Bon, les amis, soyons honnête: c'est le bazar.

J'ai divorcé, donc, mais au lieu de souffler seule, ce dont j'avais pourtant clairement le plus besoin, je n'ai pas hésité à franchir les barrières de la connerie humaine en me collant avec un gars (sans commentaire), avec qui je vis. Décision complètement conne, il n'y a pas d'autre mot. J'aime pas ça.

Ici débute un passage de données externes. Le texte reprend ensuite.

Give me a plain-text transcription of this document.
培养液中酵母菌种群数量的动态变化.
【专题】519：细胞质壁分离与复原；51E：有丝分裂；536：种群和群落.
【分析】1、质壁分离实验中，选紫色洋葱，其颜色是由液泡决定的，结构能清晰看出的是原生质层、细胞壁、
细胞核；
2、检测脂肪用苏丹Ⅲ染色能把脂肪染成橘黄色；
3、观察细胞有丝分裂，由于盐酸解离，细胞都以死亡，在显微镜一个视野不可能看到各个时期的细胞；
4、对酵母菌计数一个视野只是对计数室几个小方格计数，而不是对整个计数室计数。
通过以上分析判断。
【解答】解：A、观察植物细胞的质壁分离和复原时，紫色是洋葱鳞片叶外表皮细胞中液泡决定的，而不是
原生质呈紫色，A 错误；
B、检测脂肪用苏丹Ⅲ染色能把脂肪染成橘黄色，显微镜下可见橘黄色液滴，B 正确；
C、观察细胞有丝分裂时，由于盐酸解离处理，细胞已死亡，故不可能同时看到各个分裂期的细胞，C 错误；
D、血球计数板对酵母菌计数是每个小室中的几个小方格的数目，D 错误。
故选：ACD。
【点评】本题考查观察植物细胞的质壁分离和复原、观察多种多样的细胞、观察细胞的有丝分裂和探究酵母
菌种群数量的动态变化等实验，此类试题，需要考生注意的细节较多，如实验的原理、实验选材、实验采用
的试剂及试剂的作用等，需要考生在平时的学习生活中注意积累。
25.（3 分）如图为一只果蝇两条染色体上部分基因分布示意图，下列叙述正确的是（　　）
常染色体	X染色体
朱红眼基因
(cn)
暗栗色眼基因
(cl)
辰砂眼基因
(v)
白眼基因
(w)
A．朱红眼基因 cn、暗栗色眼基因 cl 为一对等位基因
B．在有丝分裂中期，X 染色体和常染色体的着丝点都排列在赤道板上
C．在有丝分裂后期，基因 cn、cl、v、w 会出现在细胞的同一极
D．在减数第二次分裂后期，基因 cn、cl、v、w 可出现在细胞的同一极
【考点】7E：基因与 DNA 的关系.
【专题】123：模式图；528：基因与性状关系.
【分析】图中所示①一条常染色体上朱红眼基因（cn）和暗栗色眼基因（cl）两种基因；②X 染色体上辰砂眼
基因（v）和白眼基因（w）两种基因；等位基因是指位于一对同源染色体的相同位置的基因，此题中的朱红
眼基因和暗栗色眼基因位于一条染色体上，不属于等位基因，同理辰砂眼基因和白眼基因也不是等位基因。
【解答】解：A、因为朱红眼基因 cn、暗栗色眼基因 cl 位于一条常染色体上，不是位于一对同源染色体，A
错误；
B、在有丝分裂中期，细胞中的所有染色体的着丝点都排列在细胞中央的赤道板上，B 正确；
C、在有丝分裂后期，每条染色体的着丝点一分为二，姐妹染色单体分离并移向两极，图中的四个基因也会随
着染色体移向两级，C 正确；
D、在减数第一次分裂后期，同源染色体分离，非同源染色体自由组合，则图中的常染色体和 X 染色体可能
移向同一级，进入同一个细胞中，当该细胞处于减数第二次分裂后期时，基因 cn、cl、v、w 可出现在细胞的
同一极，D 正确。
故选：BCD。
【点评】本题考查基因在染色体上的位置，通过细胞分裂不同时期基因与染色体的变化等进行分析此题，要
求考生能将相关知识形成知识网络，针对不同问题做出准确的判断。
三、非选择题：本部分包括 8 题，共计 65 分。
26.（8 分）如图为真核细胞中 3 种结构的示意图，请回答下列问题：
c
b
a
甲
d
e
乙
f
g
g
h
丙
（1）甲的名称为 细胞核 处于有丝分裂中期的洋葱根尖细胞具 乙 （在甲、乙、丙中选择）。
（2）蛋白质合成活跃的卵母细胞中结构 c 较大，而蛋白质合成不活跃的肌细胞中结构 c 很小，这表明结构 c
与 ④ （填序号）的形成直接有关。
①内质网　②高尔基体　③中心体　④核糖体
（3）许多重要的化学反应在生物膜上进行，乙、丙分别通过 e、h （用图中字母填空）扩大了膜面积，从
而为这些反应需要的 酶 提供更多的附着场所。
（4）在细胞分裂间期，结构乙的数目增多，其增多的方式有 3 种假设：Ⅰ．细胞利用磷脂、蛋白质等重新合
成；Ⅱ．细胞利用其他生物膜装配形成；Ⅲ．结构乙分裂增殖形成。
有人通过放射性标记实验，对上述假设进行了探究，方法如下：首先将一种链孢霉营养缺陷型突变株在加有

Je suis fatiguée, je voudrais me tirer aux antipodes, mais mon licenciement (vous n'étiez pas au courant? C'est bien mieux, tout cela est parfaitement triste et sordide) qui traîne maintenant depuis des mois me laisse sur le carreau. Je prends à bras le corps des problèmes qui ne sont pas les miens, avec une espèce de dévotion servile qui pourrait s'avérer utile si elle s'adressait à un être susceptible de l'apprécier (eyyy non ce n'est pas le cas).

Dommage, n'est ce pas? 

Me voilà donc à continuer de flotter entre deux eaux troubles, à nourrir à demi des projets que je ne peux même pas envisager pleinement puisque je suis encore administrativement otage..pardon, liée à mon employeur. Je voulais que tout coule, que tout soit fluide, mais je ne suis pas décisionnaire plus que cela.

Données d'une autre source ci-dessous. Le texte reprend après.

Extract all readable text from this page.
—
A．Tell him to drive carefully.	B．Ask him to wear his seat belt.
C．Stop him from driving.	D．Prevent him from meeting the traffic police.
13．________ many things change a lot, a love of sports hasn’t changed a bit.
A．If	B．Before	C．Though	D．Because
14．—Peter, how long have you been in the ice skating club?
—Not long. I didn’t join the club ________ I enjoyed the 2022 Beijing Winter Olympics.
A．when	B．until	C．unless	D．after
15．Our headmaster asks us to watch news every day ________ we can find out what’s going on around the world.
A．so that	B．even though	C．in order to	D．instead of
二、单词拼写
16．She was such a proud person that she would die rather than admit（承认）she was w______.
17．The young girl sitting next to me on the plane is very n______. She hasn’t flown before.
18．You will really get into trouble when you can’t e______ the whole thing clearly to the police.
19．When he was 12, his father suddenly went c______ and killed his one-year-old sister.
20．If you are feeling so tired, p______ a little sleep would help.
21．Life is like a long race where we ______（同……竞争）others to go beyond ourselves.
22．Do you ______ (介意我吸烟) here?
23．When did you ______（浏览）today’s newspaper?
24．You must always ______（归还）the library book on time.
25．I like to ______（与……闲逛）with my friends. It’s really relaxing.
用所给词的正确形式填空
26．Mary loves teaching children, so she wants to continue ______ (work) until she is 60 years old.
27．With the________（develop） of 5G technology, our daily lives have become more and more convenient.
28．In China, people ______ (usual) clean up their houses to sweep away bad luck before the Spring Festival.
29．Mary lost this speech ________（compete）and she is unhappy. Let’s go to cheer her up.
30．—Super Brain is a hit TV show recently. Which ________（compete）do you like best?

Je dis beaucoup de bêtises, ré-écrire quelques lignes me procure un grand soulagement, bien plus sain d'ailleurs que celui qui consiste à traiter menatlement mon mec de connard (dans ma tête) (bah oui, hein, je ne suis pas une vraie mauvaise)...(et surtout je ne peux pas encore le fuir aussi bien que ce que je souhaiterais).

Le grand drame, pour moi, dans l'histoire? Ne toujours pas avoir connu l'affection pure d'un homme. Je n'ai jamais été exigeante (vraiment pas assez, je pèse mes mots: je suis une lo-pet-te), mais c'était aussi pour permettre à ces messieurs (ceux à qui j'ai réellement ouvert les portes de mon coeur), justement, de se montrer prodigues sans trop forcer.Mais rien n'est venu. Sinon les râteaux, au mieux l'indifférence. Pour moi, ne rien demander était une façon d'être choyée a minima. Le garçon avec qui je vis (quis'est installé chez moi) se cogne totalement de mavie et de mon bien-être, plus encore que le prédédent.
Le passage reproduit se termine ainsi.